Vale a pena que, além de profissionalizar a gestão institucional,
mostrar na gestão pessoal que sendo pró-ativos conseguimos maior
realização e ganhos profissionais em reconhecimento e econômicos. Os
proativos são mais requisitados, porque trazem mais benefícios para a
instituição, se souberem também trabalhar em equipe. Muitos pensam que
fazendo o previsível, já é suficiente e é o melhor na relação
custo-benefício. Há pouco incentivo para mostrar que a mudança, que a
atitude positiva, proativa traz uma realização muito maior,
principalmente a longo prazo. É importante fazer uma divulgação maior
dos empreendedores, dos inovadores, dos proativos, dos que trazem
contribuições significativas para a instituição, para os alunos e
também para si mesmos.
Propostas de mudança num período de transição
Na educação costumamos apresentar
propostas pedagógicas fechadas ou iguais para todos. Diante da
diversidade de posturas profissionais e motivações diferentes dos
profissionais, penso que seria interessante apresentar propostas
pedagógicas com alguma flexibilidade:
- para os mais previsíveis e motivados externamente, funciona mais
criar conteúdos,roteiros detalhados de aprendizagem, atividades,
avaliação (passo a passo). Precisam de materiais, livros, orientações
específicas.
- para os automotivados e proativos é mais importante mostrar
possíveis caminhos, roteiros de aprendizagem diferenciados. O
importante não é o conteúdo pronto, mas as dinâmicas, as atividades, as
possibilidades de pesquisa, a criação de condições de aprendizagem
(motivar, orientar...), a relação teoria-prática, os projetos.
Na educação precisamos da
flexibilidade criativa dos pró-ativos e da previsibilidade também,
porque a maioria prefere o que é o previsível ao inovador.
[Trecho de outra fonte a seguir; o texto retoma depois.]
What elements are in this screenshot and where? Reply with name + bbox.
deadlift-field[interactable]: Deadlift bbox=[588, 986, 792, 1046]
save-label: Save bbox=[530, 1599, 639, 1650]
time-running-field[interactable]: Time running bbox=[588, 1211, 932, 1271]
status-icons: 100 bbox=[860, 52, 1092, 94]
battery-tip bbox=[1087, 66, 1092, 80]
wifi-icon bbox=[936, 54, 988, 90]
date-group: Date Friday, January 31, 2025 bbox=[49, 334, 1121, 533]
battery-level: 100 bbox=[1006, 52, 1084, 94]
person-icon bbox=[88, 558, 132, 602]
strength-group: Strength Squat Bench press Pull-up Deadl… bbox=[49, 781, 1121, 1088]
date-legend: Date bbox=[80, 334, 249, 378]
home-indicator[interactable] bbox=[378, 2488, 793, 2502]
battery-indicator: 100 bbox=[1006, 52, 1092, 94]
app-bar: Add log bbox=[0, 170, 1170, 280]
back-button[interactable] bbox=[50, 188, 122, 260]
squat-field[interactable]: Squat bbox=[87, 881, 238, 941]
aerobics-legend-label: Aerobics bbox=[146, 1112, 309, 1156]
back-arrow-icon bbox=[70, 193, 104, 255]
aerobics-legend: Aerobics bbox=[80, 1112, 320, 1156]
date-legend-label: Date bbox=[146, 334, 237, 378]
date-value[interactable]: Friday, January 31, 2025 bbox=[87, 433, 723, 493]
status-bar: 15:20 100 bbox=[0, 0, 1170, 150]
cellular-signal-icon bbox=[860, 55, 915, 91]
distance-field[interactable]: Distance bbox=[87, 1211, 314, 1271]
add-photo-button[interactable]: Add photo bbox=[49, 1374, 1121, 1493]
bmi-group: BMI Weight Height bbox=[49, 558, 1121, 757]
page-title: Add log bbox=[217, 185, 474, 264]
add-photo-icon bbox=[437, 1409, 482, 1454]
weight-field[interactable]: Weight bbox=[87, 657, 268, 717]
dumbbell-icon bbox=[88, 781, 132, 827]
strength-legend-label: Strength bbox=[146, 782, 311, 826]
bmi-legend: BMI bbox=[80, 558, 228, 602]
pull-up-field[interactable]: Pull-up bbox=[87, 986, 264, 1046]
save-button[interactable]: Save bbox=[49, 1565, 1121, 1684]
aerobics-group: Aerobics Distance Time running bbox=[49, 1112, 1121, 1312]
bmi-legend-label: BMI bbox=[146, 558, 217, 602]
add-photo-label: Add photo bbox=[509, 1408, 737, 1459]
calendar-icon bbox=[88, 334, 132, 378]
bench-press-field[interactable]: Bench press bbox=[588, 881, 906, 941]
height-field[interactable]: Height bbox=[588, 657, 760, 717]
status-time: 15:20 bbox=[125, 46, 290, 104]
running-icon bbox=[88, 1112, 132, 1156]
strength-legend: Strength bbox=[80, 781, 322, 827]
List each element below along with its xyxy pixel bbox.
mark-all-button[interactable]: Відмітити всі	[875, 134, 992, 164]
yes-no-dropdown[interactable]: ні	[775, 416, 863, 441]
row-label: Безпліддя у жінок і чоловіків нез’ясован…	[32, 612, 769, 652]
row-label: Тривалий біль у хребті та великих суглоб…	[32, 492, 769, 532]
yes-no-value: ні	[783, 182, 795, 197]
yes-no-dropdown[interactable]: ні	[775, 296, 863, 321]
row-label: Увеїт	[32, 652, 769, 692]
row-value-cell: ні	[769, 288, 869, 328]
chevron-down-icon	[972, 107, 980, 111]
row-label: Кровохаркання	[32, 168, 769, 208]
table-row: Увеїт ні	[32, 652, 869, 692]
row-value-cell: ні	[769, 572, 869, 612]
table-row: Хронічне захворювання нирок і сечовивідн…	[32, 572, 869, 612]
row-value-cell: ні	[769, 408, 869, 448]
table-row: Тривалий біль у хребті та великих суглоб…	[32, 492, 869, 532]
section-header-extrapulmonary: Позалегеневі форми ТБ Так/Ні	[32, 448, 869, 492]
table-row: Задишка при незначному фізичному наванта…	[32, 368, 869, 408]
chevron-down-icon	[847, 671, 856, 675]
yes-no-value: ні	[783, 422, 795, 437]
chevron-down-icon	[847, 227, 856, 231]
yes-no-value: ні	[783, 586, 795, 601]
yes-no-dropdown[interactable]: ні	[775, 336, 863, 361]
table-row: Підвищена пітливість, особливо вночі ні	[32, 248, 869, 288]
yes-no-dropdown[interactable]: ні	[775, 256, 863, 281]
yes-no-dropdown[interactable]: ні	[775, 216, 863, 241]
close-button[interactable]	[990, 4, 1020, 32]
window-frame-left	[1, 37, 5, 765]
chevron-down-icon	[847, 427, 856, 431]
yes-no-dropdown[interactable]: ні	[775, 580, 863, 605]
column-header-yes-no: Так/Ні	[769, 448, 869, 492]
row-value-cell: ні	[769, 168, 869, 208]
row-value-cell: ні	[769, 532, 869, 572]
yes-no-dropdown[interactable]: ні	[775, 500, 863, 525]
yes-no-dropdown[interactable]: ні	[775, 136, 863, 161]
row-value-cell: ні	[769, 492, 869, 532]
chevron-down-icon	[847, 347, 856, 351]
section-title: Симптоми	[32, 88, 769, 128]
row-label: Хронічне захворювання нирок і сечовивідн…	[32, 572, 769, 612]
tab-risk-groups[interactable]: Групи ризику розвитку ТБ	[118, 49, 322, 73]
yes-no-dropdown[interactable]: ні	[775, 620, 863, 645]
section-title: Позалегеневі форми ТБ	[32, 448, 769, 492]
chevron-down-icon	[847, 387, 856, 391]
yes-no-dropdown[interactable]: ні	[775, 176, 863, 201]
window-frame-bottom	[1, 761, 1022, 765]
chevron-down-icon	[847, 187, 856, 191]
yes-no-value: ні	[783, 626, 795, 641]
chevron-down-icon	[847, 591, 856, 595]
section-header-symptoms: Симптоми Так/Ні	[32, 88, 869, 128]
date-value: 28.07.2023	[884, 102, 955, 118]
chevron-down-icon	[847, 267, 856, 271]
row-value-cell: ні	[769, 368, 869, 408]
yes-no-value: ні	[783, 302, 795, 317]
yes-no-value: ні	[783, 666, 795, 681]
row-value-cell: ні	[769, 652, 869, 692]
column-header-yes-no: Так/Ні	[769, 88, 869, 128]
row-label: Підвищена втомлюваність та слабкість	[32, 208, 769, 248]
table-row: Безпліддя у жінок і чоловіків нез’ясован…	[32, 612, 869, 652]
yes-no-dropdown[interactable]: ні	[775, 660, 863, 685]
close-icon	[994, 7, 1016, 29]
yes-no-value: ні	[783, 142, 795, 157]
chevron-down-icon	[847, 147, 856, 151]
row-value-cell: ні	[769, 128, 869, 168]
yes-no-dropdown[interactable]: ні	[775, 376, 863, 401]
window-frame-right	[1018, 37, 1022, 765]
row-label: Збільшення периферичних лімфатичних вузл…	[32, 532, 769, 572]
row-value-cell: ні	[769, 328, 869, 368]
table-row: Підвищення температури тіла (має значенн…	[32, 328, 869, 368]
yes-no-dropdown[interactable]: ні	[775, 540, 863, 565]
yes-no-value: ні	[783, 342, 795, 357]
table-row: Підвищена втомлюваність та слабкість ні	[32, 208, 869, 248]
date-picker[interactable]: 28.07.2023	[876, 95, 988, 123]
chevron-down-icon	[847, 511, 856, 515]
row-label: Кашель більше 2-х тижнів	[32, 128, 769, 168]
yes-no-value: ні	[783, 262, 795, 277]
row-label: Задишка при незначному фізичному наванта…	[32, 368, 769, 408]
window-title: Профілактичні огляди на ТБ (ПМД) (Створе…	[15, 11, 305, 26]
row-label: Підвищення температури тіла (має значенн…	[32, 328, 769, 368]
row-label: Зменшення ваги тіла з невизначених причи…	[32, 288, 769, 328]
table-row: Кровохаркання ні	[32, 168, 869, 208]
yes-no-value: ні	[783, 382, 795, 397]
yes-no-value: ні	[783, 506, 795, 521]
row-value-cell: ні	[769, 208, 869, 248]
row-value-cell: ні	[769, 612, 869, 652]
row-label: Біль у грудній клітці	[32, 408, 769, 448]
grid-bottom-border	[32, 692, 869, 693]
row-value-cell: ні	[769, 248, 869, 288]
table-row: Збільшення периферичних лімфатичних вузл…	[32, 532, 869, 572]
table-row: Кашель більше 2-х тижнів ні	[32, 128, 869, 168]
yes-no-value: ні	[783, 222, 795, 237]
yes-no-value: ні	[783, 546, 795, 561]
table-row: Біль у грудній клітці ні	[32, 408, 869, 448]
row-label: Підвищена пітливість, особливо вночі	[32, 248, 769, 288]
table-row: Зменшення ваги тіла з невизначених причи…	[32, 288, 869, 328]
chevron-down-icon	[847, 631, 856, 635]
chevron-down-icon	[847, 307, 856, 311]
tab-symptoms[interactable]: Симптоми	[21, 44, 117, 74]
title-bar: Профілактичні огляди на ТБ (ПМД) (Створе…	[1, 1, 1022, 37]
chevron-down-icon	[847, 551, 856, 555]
Os
automotivados e pró-ativos gostam de menos detalhamento. Inventam mais
os próprios caminhos, desenvolvem seus projetos. Como temos atualmente
mais profissionais motivados externamente do que proativos precisamos
de estratégias diferenciadas para poder conseguir fazer mudanças mais
significativas e profundas.
As Secretarias de Educação podem
preparar materiais detalhados de como ensinar cada conteúdo específico
para a maioria dos docentes, porque eles se sentem mais confortáveis e
seguros com eles. Esses professores não exploram muito por conta
própria os roteiros de aprendizagem. Daí o sucesso das empresas que
fornecem pacotes com livros e materiais multimídia prontos, iguais para
todos. Ao mesmo tempo precisam sinalizar, apoiar e incentivar mudanças
profundas na organização pesada atual, apoiando inovações no
currículo, nas metodologias, na organização de ensino e aprendizagem, na
inserção de tecnologias em rede, na formação continuada, apoiando
gestores, professores e escolas que apresentem projetos pedagógicos
viáveis neste período de transição para outros diferentes em
construção, e que serão realizados certamente pelos mais automotivados
inovadores. As mudanças na educação são lentas e difíceis, mas precisam
ser aceleradas porque o que temos feito até agora é estruturalmente
insuficiente para acompanhar o ritmo alucinante experimentado pela
sociedade como um todo.
Texto complementar ao meu livro A educação que desejamos: novos desafios e como chegar lá. 4ª ed. Campinas: Papirus, 2009.